Saldırıda hayatını kaybedenlerin ailelerine, dostlarına, Hanau halkına ve tüm ülkeye yaşanan bu üzücü olaydan ötürü başsağlığı dileyen Cumhurbaşkanı Steinmeier, “Tam 5 yıl evvel bugün, o müthiş gecede, burada kendi kentlerinde 9 kişi vahşice öldürüldüler. Bir çok sağcının kurşunları onları hayatlarından kopardı. Fail onları kafede, büfede, sokakta vurdu. Kurbanlar hakkında hiçbir şey bilmiyordu. Irkçı nefretin gayesi göçmenlik geçmişi olan insanlardı. Onun gözünde Almanya’ya ilişkin olmayan insanlardı” diye konuştu.
‘BU, BARIŞ İÇİNDE BİR ORTADA YAŞAMAYA KARŞI BİR SALDIRIYDI’
AA’nın aktardığına nazaran, Steinmeier, kelamlarını şöyle sürdürdü:
“Ortak ülkemiz Almanya bugün acınızı ve ıstırabınızı paylaşıyor. Sizinle birlikte hatırlıyor ve yas tutuyoruz. 19 Şubat 2020 kabusunun sizin için bitmediğini görüyoruz ve duyuyoruz. Birçoğunuz o günden bu yana ruhen ağır yaralar aldınız. Bugün ayrıyeten, ülkemizde göçmenlik geçmişi olan ve Hanau’daki hücumla derinden sarsılan başka birçok insanı da anıyoruz. Hanau’daki çok sağcı cinayetler, açık toplumumuza ve liberal demokrasimize yönelik, ülkemizde barış içinde bir ortada yaşamaya yönelik bir ataktı.”
Olayda sorumluluğu bulunanların açığa çıkarılmasının kıymetini vurgulayan Steinmeier, siyasetçi olsun, yetkililer olsun, herkesin bu çeşit olaylarının aydınlatılması ve art planının ortaya çıkarılması üzere sorumluluğu olduğunu lisana getirdi.
Steinmeier, kurban yakınlarına hitaben, devletin yakınlarını koruyamamış olmasından büyük hüzün duyduğunu belirterek, “Ayrıca olaydan sonra vakit zaman terk edilmiş yahut saygısızlığa uğramış hissetmeniz de beni üzüyor, bunu bana birkaç sefer şahsen anlattınız. Devletimiz ismine bugün şunu söylüyorum: Bu cins şiddet hareketlerinin mağdurlarının gereksinim duydukları sempatiyi görmelerini sağlamak bizim sorumluluğumuzdur” dedi.
‘DEVLETİMİZ ELİNDEN GELEN HER ŞEYİ YAPMALI’

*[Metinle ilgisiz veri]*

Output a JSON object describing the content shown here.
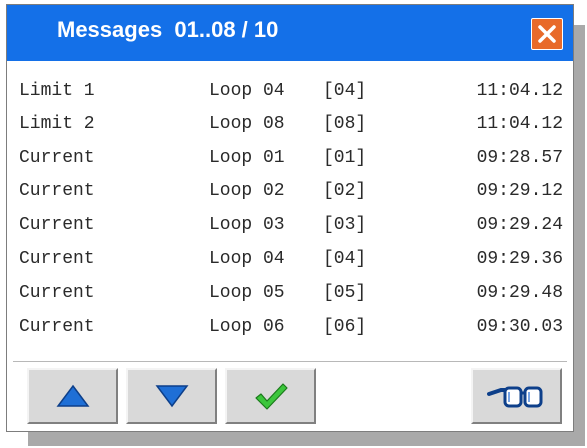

Bugün bile hâlâ kesin olarak cevaplanamayan sorular olduğunu söyleyen Cumhurbaşkanı Steinmeier, şunları kaydetti: “Bunun size büyük kahır verdiğini anlayabiliyorum fakat bütün yüreğimle sizden rica ediyorum: Öfke ve kin sizi ele geçirmesin. Lütfen ayrıyeten kentteki, eyaletteki ve federal hükümetteki uygun niyeti de görün, lütfen her yerde uzanan elleri de görün. Yaşananları geri almak mümkün değil. Lakin siyasetçilerin ve güvenlik güçlerinin taarruzdan ders çıkarması gerekiyor. Demokratik anayasal devletimiz uyanık ve dikkatli olmalı ve daha fazlasını yapmalı, nereden geldiklerine, neye inandıklarına yahut kimi sevdiklerine bakmaksızın burada yaşayan tüm insanları korumak için elinden gelen her şeyi yapmalıdır. Hanau’dan alınacak bir ders de budur.”

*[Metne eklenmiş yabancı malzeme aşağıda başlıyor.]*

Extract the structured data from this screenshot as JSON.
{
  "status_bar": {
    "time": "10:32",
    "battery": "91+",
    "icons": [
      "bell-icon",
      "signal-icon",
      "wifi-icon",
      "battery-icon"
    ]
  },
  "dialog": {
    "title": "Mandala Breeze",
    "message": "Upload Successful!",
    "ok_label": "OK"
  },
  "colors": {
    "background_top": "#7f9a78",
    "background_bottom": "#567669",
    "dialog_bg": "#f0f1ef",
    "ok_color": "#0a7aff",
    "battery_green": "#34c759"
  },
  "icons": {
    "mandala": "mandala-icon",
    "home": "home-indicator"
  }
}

Steinmeier, Hanau cinayetlerinin ansızın gerçekleşmediğine işaret ederek, “Failin işlediği kabahat, tarih öncesinden bu yana Müslümanlara, Musevilere, Sinti ve Romanlara karşı duyulan nefreti içermektedir. Birebir vakitte internet ve toplumsal medyada yayılan, toplumsal iklimimizi zehirlemeyi ve göçmen kökenli insanların izolasyonunu ve dışlanmasını derinleştirmeyi amaçlayan nefret de yer alıyor” tabirlerini kullandı.

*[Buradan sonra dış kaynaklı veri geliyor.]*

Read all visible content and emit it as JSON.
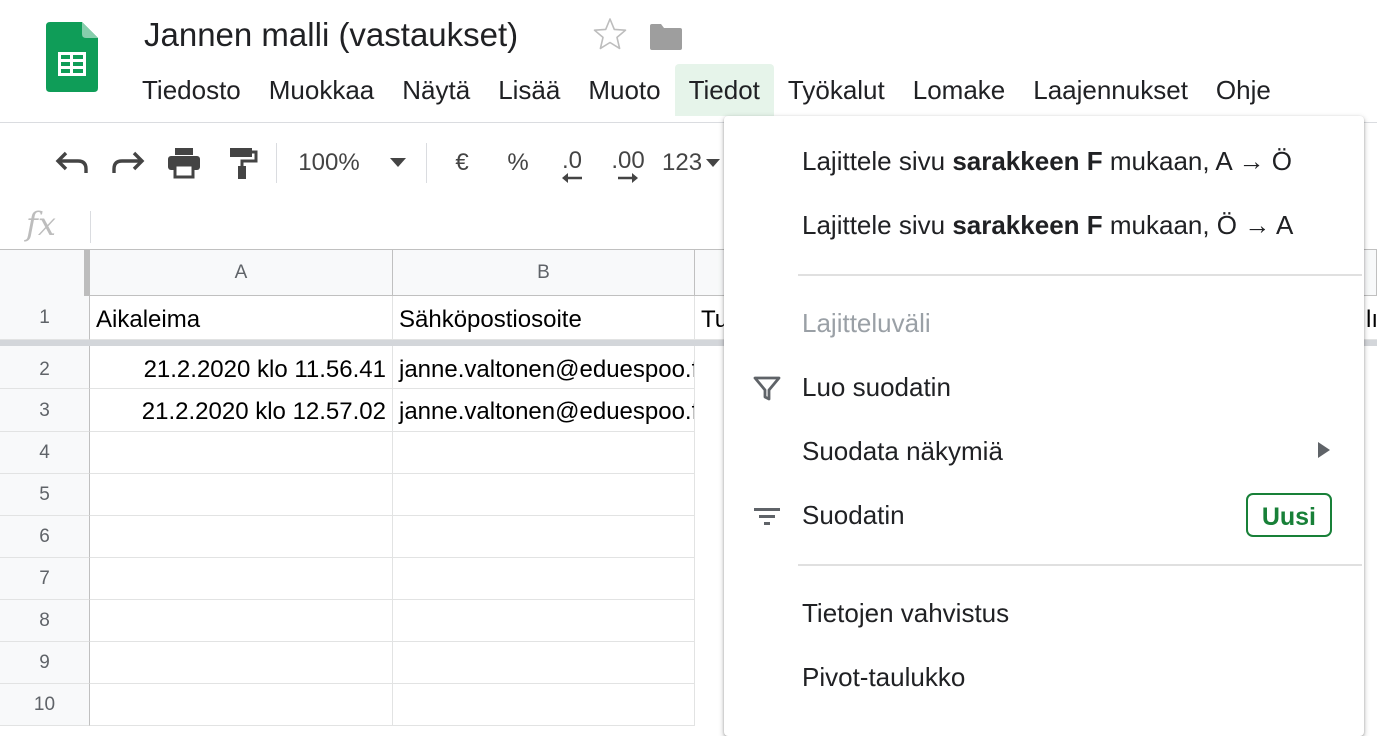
{
  "app": {
    "doc_title": "Jannen malli (vastaukset)",
    "colors": {
      "sheets_green": "#0f9d58",
      "menu_active_bg": "#e6f4ea",
      "badge_green": "#188038"
    }
  },
  "menubar": {
    "items": [
      "Tiedosto",
      "Muokkaa",
      "Näytä",
      "Lisää",
      "Muoto",
      "Tiedot",
      "Työkalut",
      "Lomake",
      "Laajennukset",
      "Ohje"
    ],
    "active": "Tiedot"
  },
  "toolbar": {
    "zoom": "100%",
    "currency": "€",
    "percent": "%",
    "decrease_decimals": ".0",
    "increase_decimals": ".00",
    "more_formats": "123",
    "icons": [
      "undo-icon",
      "redo-icon",
      "print-icon",
      "paint-format-icon",
      "chevron-down-icon"
    ]
  },
  "formula_bar": {
    "fx": "fx",
    "value": ""
  },
  "sheet": {
    "columns": [
      "A",
      "B"
    ],
    "rows": [
      {
        "num": "1",
        "a": "Aikaleima",
        "b": "Sähköpostiosoite",
        "c": "Tu",
        "edge": "lı"
      },
      {
        "num": "2",
        "a": "21.2.2020 klo 11.56.41",
        "b": "janne.valtonen@eduespoo.fi"
      },
      {
        "num": "3",
        "a": "21.2.2020 klo 12.57.02",
        "b": "janne.valtonen@eduespoo.fi"
      },
      {
        "num": "4"
      },
      {
        "num": "5"
      },
      {
        "num": "6"
      },
      {
        "num": "7"
      },
      {
        "num": "8"
      },
      {
        "num": "9"
      },
      {
        "num": "10"
      }
    ]
  },
  "data_menu": {
    "sort_az": {
      "prefix": "Lajittele sivu ",
      "bold": "sarakkeen F",
      "suffix": " mukaan, A → Ö"
    },
    "sort_za": {
      "prefix": "Lajittele sivu ",
      "bold": "sarakkeen F",
      "suffix": " mukaan, Ö → A"
    },
    "sort_range": "Lajitteluväli",
    "create_filter": "Luo suodatin",
    "filter_views": "Suodata näkymiä",
    "slicer": "Suodatin",
    "slicer_badge": "Uusi",
    "data_validation": "Tietojen vahvistus",
    "pivot_table": "Pivot-taulukko"
  }
}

Birlikte yaşamanın kıymetini vurgulayarak birlik ve beraberlik bildirisi veren Cumhurbaşkanı Frank-Wtler Steinmeier, “İnsanlar kökenlerine, dinlerine, deri renklerine indirgendiğinde itiraz edelim. Aşağılanan, hakaret edilen, tehdit edilenlerin yanında olalım. Hürmet lisanını tartışma alanlarımızın ortak lisanı haline getirelim” biçiminde konuştu. Merasimde, Hessen Eyalet Başbakanı Boris Rhein ile Hanau Belediye Başkanı Claus Kaminsky ile ırkçı hücumda hayatını kaybedenlerin yakınları da konuşma yaptı.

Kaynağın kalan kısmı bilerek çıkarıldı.